- Born: 9 April 1971 Eilenburg, Bezirk Leipzig, East Germany
- Died: 5 March 2015 (aged 43) Hamburg, Germany
- Occupation(s): Nurse, model, actress, painter

= Karina Kraushaar =

German television actress

Karina Kraushaar (9 April 1971 – 5 March 2015) was a German television actress, painter, and trained nurse. She was primarily known for her performances in German soap operas such as Die Rettungsflieger, Für alle Fälle Stefanie, Leipzig Homicide and Hallo Robbie!

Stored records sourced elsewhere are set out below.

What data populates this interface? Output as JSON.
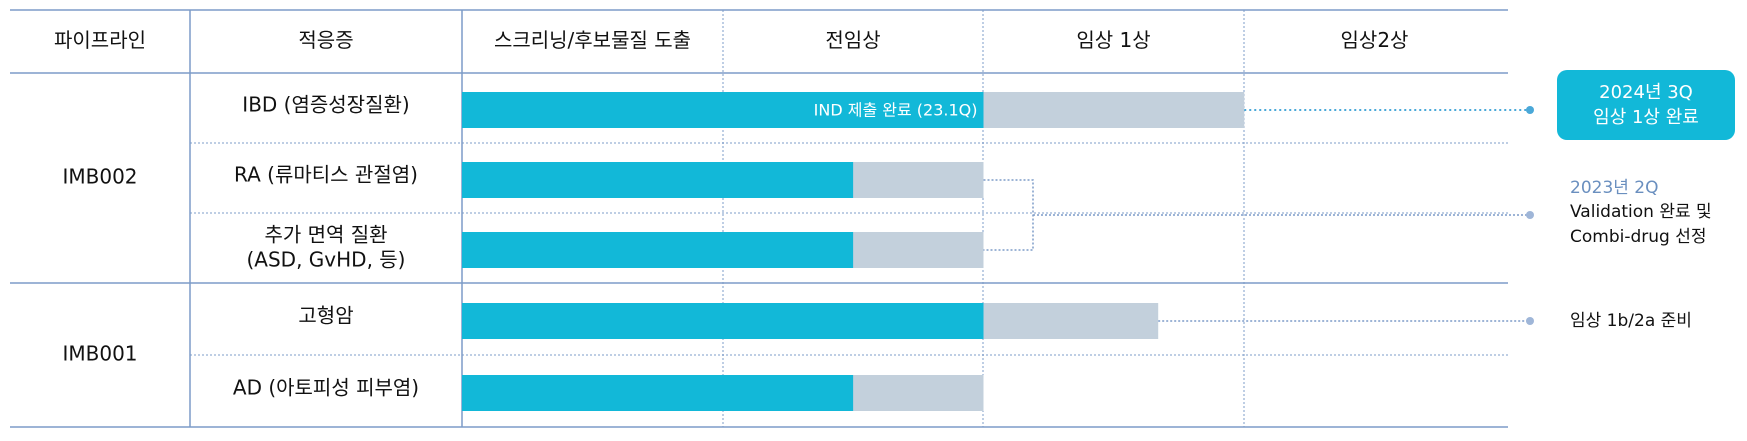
{
  "header": {
    "pipeline": "파이프라인",
    "indication": "적응증",
    "stages": [
      "스크리닝/후보물질 도출",
      "전임상",
      "임상 1상",
      "임상2상"
    ]
  },
  "colors": {
    "completed": "#12b8d8",
    "planned": "#c3d0dc",
    "badge": "#12b8d8",
    "grid": "#7d9cc8",
    "dotted": "#4aa8d8",
    "accent_text": "#6a8fbf"
  },
  "chart_data": {
    "type": "bar",
    "x_scale": "development stage (0 = start of 스크리닝, 4 = end of 임상2상)",
    "stages": [
      "스크리닝/후보물질 도출",
      "전임상",
      "임상 1상",
      "임상2상"
    ],
    "groups": [
      {
        "name": "IMB002",
        "rows": [
          {
            "indication": "IBD (염증성장질환)",
            "completed": 2.0,
            "planned": 3.0,
            "bar_label": "IND 제출 완료 (23.1Q)"
          },
          {
            "indication": "RA (류마티스 관절염)",
            "completed": 1.5,
            "planned": 2.0
          },
          {
            "indication_lines": [
              "추가 면역 질환",
              "(ASD, GvHD, 등)"
            ],
            "completed": 1.5,
            "planned": 2.0
          }
        ]
      },
      {
        "name": "IMB001",
        "rows": [
          {
            "indication": "고형암",
            "completed": 2.0,
            "planned": 2.67
          },
          {
            "indication": "AD (아토피성 피부염)",
            "completed": 1.5,
            "planned": 2.0
          }
        ]
      }
    ],
    "annotations": [
      {
        "type": "badge",
        "lines": [
          "2024년 3Q",
          "임상 1상 완료"
        ]
      },
      {
        "type": "text",
        "highlight": "2023년 2Q",
        "lines": [
          "Validation 완료 및",
          "Combi-drug 선정"
        ]
      },
      {
        "type": "text",
        "lines": [
          "임상 1b/2a 준비"
        ]
      }
    ]
  }
}
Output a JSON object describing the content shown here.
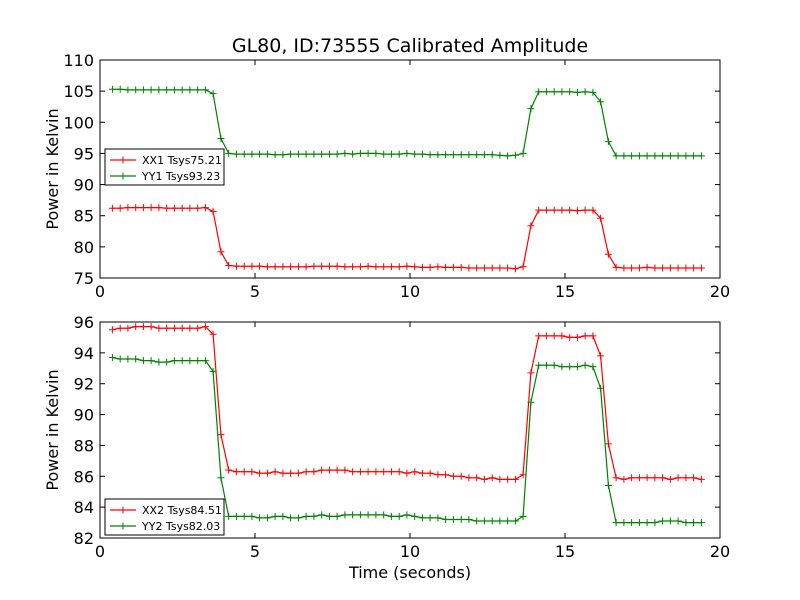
{
  "chart_data": {
    "type": "line",
    "title": "GL80, ID:73555 Calibrated Amplitude",
    "xlabel": "Time (seconds)",
    "panels": [
      {
        "ylabel": "Power in Kelvin",
        "xlim": [
          0,
          20
        ],
        "ylim": [
          75,
          110
        ],
        "xticks": [
          0,
          5,
          10,
          15,
          20
        ],
        "yticks": [
          75,
          80,
          85,
          90,
          95,
          100,
          105,
          110
        ],
        "legend_position": "center-left",
        "series": [
          {
            "name": "XX1 Tsys75.21",
            "color": "#ff0000",
            "x": [
              0.4,
              0.65,
              0.9,
              1.15,
              1.4,
              1.65,
              1.9,
              2.15,
              2.4,
              2.65,
              2.9,
              3.15,
              3.4,
              3.65,
              3.9,
              4.15,
              4.4,
              4.65,
              4.9,
              5.15,
              5.4,
              5.65,
              5.9,
              6.15,
              6.4,
              6.65,
              6.9,
              7.15,
              7.4,
              7.65,
              7.9,
              8.15,
              8.4,
              8.65,
              8.9,
              9.15,
              9.4,
              9.65,
              9.9,
              10.15,
              10.4,
              10.65,
              10.9,
              11.15,
              11.4,
              11.65,
              11.9,
              12.15,
              12.4,
              12.65,
              12.9,
              13.15,
              13.4,
              13.65,
              13.9,
              14.15,
              14.4,
              14.65,
              14.9,
              15.15,
              15.4,
              15.65,
              15.9,
              16.15,
              16.4,
              16.65,
              16.9,
              17.15,
              17.4,
              17.65,
              17.9,
              18.15,
              18.4,
              18.65,
              18.9,
              19.15,
              19.4
            ],
            "y": [
              86.2,
              86.2,
              86.3,
              86.3,
              86.3,
              86.3,
              86.3,
              86.2,
              86.2,
              86.2,
              86.2,
              86.2,
              86.3,
              85.7,
              79.2,
              77.0,
              76.9,
              76.9,
              76.9,
              76.9,
              76.8,
              76.8,
              76.8,
              76.8,
              76.8,
              76.8,
              76.9,
              76.9,
              76.9,
              76.9,
              76.8,
              76.8,
              76.8,
              76.9,
              76.8,
              76.8,
              76.8,
              76.8,
              76.9,
              76.8,
              76.7,
              76.7,
              76.8,
              76.7,
              76.7,
              76.7,
              76.6,
              76.6,
              76.6,
              76.6,
              76.6,
              76.6,
              76.5,
              76.8,
              83.4,
              85.9,
              85.9,
              85.9,
              85.9,
              85.9,
              85.8,
              85.9,
              85.9,
              84.6,
              78.8,
              76.7,
              76.6,
              76.6,
              76.6,
              76.7,
              76.6,
              76.6,
              76.6,
              76.6,
              76.6,
              76.6,
              76.6
            ]
          },
          {
            "name": "YY1 Tsys93.23",
            "color": "#008000",
            "x": [
              0.4,
              0.65,
              0.9,
              1.15,
              1.4,
              1.65,
              1.9,
              2.15,
              2.4,
              2.65,
              2.9,
              3.15,
              3.4,
              3.65,
              3.9,
              4.15,
              4.4,
              4.65,
              4.9,
              5.15,
              5.4,
              5.65,
              5.9,
              6.15,
              6.4,
              6.65,
              6.9,
              7.15,
              7.4,
              7.65,
              7.9,
              8.15,
              8.4,
              8.65,
              8.9,
              9.15,
              9.4,
              9.65,
              9.9,
              10.15,
              10.4,
              10.65,
              10.9,
              11.15,
              11.4,
              11.65,
              11.9,
              12.15,
              12.4,
              12.65,
              12.9,
              13.15,
              13.4,
              13.65,
              13.9,
              14.15,
              14.4,
              14.65,
              14.9,
              15.15,
              15.4,
              15.65,
              15.9,
              16.15,
              16.4,
              16.65,
              16.9,
              17.15,
              17.4,
              17.65,
              17.9,
              18.15,
              18.4,
              18.65,
              18.9,
              19.15,
              19.4
            ],
            "y": [
              105.3,
              105.3,
              105.2,
              105.2,
              105.2,
              105.2,
              105.2,
              105.2,
              105.2,
              105.2,
              105.2,
              105.2,
              105.2,
              104.6,
              97.4,
              95.0,
              94.9,
              94.9,
              94.9,
              94.9,
              94.9,
              94.8,
              94.8,
              94.9,
              94.9,
              94.9,
              94.9,
              94.9,
              94.9,
              94.9,
              95.0,
              94.9,
              95.0,
              95.0,
              95.0,
              94.9,
              94.9,
              94.9,
              95.0,
              94.9,
              94.9,
              94.8,
              94.8,
              94.8,
              94.8,
              94.8,
              94.8,
              94.8,
              94.8,
              94.8,
              94.7,
              94.6,
              94.7,
              95.0,
              102.2,
              104.9,
              104.9,
              104.9,
              104.9,
              104.9,
              104.8,
              104.9,
              104.8,
              103.3,
              96.9,
              94.6,
              94.6,
              94.6,
              94.6,
              94.6,
              94.6,
              94.6,
              94.6,
              94.6,
              94.6,
              94.6,
              94.6
            ]
          }
        ]
      },
      {
        "ylabel": "Power in Kelvin",
        "xlim": [
          0,
          20
        ],
        "ylim": [
          82,
          96
        ],
        "xticks": [
          0,
          5,
          10,
          15,
          20
        ],
        "yticks": [
          82,
          84,
          86,
          88,
          90,
          92,
          94,
          96
        ],
        "legend_position": "lower-left",
        "series": [
          {
            "name": "XX2 Tsys84.51",
            "color": "#ff0000",
            "x": [
              0.4,
              0.65,
              0.9,
              1.15,
              1.4,
              1.65,
              1.9,
              2.15,
              2.4,
              2.65,
              2.9,
              3.15,
              3.4,
              3.65,
              3.9,
              4.15,
              4.4,
              4.65,
              4.9,
              5.15,
              5.4,
              5.65,
              5.9,
              6.15,
              6.4,
              6.65,
              6.9,
              7.15,
              7.4,
              7.65,
              7.9,
              8.15,
              8.4,
              8.65,
              8.9,
              9.15,
              9.4,
              9.65,
              9.9,
              10.15,
              10.4,
              10.65,
              10.9,
              11.15,
              11.4,
              11.65,
              11.9,
              12.15,
              12.4,
              12.65,
              12.9,
              13.15,
              13.4,
              13.65,
              13.9,
              14.15,
              14.4,
              14.65,
              14.9,
              15.15,
              15.4,
              15.65,
              15.9,
              16.15,
              16.4,
              16.65,
              16.9,
              17.15,
              17.4,
              17.65,
              17.9,
              18.15,
              18.4,
              18.65,
              18.9,
              19.15,
              19.4
            ],
            "y": [
              95.5,
              95.6,
              95.6,
              95.7,
              95.7,
              95.7,
              95.6,
              95.6,
              95.6,
              95.6,
              95.6,
              95.6,
              95.7,
              95.2,
              88.7,
              86.4,
              86.3,
              86.3,
              86.3,
              86.2,
              86.2,
              86.3,
              86.2,
              86.2,
              86.2,
              86.3,
              86.3,
              86.4,
              86.4,
              86.4,
              86.4,
              86.3,
              86.3,
              86.3,
              86.3,
              86.3,
              86.3,
              86.3,
              86.2,
              86.3,
              86.2,
              86.2,
              86.1,
              86.1,
              86.0,
              86.0,
              85.9,
              85.9,
              85.8,
              85.9,
              85.8,
              85.8,
              85.8,
              86.1,
              92.7,
              95.1,
              95.1,
              95.1,
              95.1,
              95.0,
              95.0,
              95.1,
              95.1,
              93.8,
              88.1,
              85.9,
              85.8,
              85.9,
              85.9,
              85.9,
              85.9,
              85.9,
              85.8,
              85.9,
              85.9,
              85.9,
              85.8
            ]
          },
          {
            "name": "YY2 Tsys82.03",
            "color": "#008000",
            "x": [
              0.4,
              0.65,
              0.9,
              1.15,
              1.4,
              1.65,
              1.9,
              2.15,
              2.4,
              2.65,
              2.9,
              3.15,
              3.4,
              3.65,
              3.9,
              4.15,
              4.4,
              4.65,
              4.9,
              5.15,
              5.4,
              5.65,
              5.9,
              6.15,
              6.4,
              6.65,
              6.9,
              7.15,
              7.4,
              7.65,
              7.9,
              8.15,
              8.4,
              8.65,
              8.9,
              9.15,
              9.4,
              9.65,
              9.9,
              10.15,
              10.4,
              10.65,
              10.9,
              11.15,
              11.4,
              11.65,
              11.9,
              12.15,
              12.4,
              12.65,
              12.9,
              13.15,
              13.4,
              13.65,
              13.9,
              14.15,
              14.4,
              14.65,
              14.9,
              15.15,
              15.4,
              15.65,
              15.9,
              16.15,
              16.4,
              16.65,
              16.9,
              17.15,
              17.4,
              17.65,
              17.9,
              18.15,
              18.4,
              18.65,
              18.9,
              19.15,
              19.4
            ],
            "y": [
              93.7,
              93.6,
              93.6,
              93.6,
              93.5,
              93.5,
              93.4,
              93.4,
              93.5,
              93.5,
              93.5,
              93.5,
              93.5,
              92.8,
              85.9,
              83.4,
              83.4,
              83.4,
              83.4,
              83.3,
              83.3,
              83.4,
              83.4,
              83.3,
              83.3,
              83.4,
              83.4,
              83.5,
              83.4,
              83.4,
              83.5,
              83.5,
              83.5,
              83.5,
              83.5,
              83.5,
              83.4,
              83.4,
              83.5,
              83.4,
              83.3,
              83.3,
              83.3,
              83.2,
              83.2,
              83.2,
              83.2,
              83.1,
              83.1,
              83.1,
              83.1,
              83.1,
              83.1,
              83.4,
              90.8,
              93.2,
              93.2,
              93.2,
              93.1,
              93.1,
              93.1,
              93.2,
              93.1,
              91.7,
              85.4,
              83.0,
              83.0,
              83.0,
              83.0,
              83.0,
              83.0,
              83.1,
              83.1,
              83.1,
              83.0,
              83.0,
              83.0
            ]
          }
        ]
      }
    ]
  }
}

Initially educated as a nurse, Karina Kraushaar started a career as a photo model in 1992. In 1997 she took acting and diction at the Stage School of Hamburg and began to appear on German television in a variety of roles. She played in the series Alphateam, Der Bulle von Tölz, Stubbe – Von Fall zu Fall, Klinik unter Palmen, Alarm für Cobra 11 and the Rosamunde-Pilcher-movie Blumen im Regen.

In the ZDF-Series Hallo Robbie! she played a marine biologist called Carla Dux. She also hosted the television show Love Stories.

Kraushaar was found unconscious in her apartment in Hamburg-Eppendorf on 5 March 2015. She died the same day due to multiple organ failure at the University Medical Center Hamburg-Eppendorf.